Desiccation tolerance in fully developed embryos of two cicadas, Cryptotympana facialis and Graptopsaltria nigrofuscata
Article first published online: 23 MAR 2010
© 2010 The Entomological Society of Japan
Volume 13, Issue 1, pages 68–74, March 2010
How to Cite
MORIYAMA, M. and NUMATA, H. (2010), Desiccation tolerance in fully developed embryos of two cicadas, Cryptotympana facialis and Graptopsaltria nigrofuscata. Entomological Science, 13: 68–74. doi: 10.1111/j.1479-8298.2010.00365.x
- Issue published online: 23 MAR 2010
- Article first published online: 23 MAR 2010
- Received 23 April 2009; accepted 27 July 2009.
- egg hatching;
- physiological traits;
In two Japanese cicadas, Cryptotympana facialis and Graptopsaltria nigrofuscata, with different habitat distributions, fully developed embryos hatch in response to high humidity due to rainfall. Despite the advantage of hatching on rainy days, this trait burdens embryos with an extra period of desiccation until the unpredictable advent of rain. We compared the ability of the fully developed embryos of these cicadas to endure periods of low humidity. Eggs were exposed to a combination of different humidities (43% and 75% relative humidity, RH) and durations (0–15 days), and then transferred to an environment with 100% RH to stimulate hatching.

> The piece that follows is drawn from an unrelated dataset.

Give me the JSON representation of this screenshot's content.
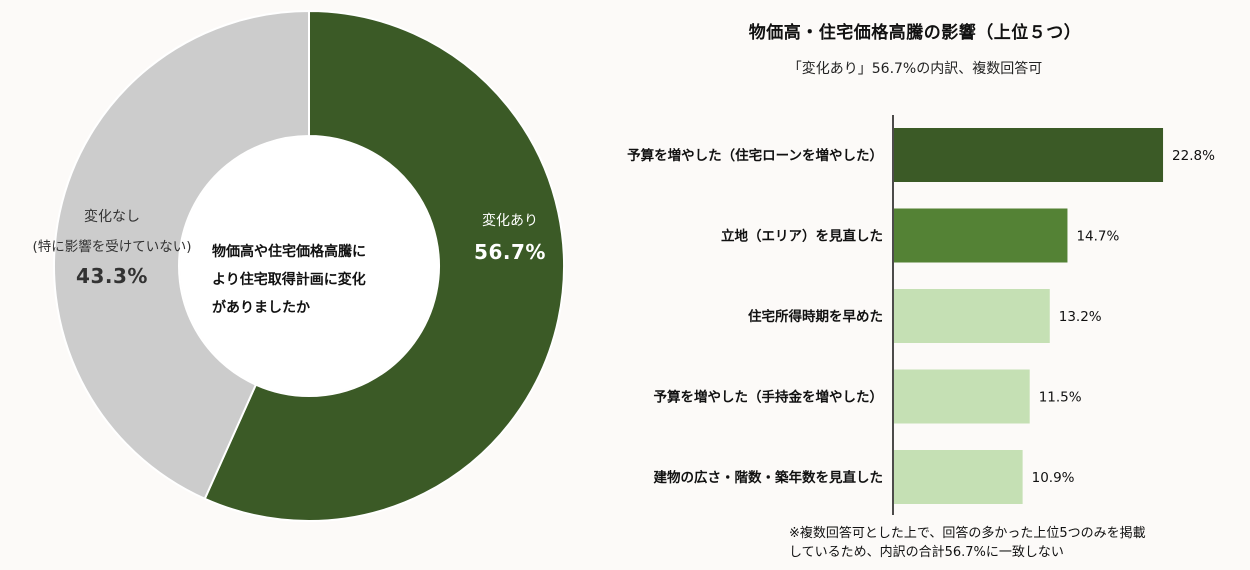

In both species, total hatching rates decreased as duration increased, although there was no significant effect of humidity. In C. facialis, a considerable proportion of the eggs hatched during the desiccation period, and the hatching rate was higher at 75% RH than at 43% RH. After transfer to 100% RH, most hatching occurred within a day regardless of the desiccation level. In G. nigrofuscata, no nymphs hatched during the desiccation periods. However, more eggs required more than a day after transfer to 100% RH to hatch after desiccation at 43% RH than at 75% RH. Consequently, the overall proportion of timely hatching of eggs (eggs hatching within a day of moisture supply) was higher after desiccation at 43% RH in C. facialis, but it was higher after desiccation at 75% RH in G. nigrofuscata. These different physiological responses of the two species may reflect adaptation to habitat dryness.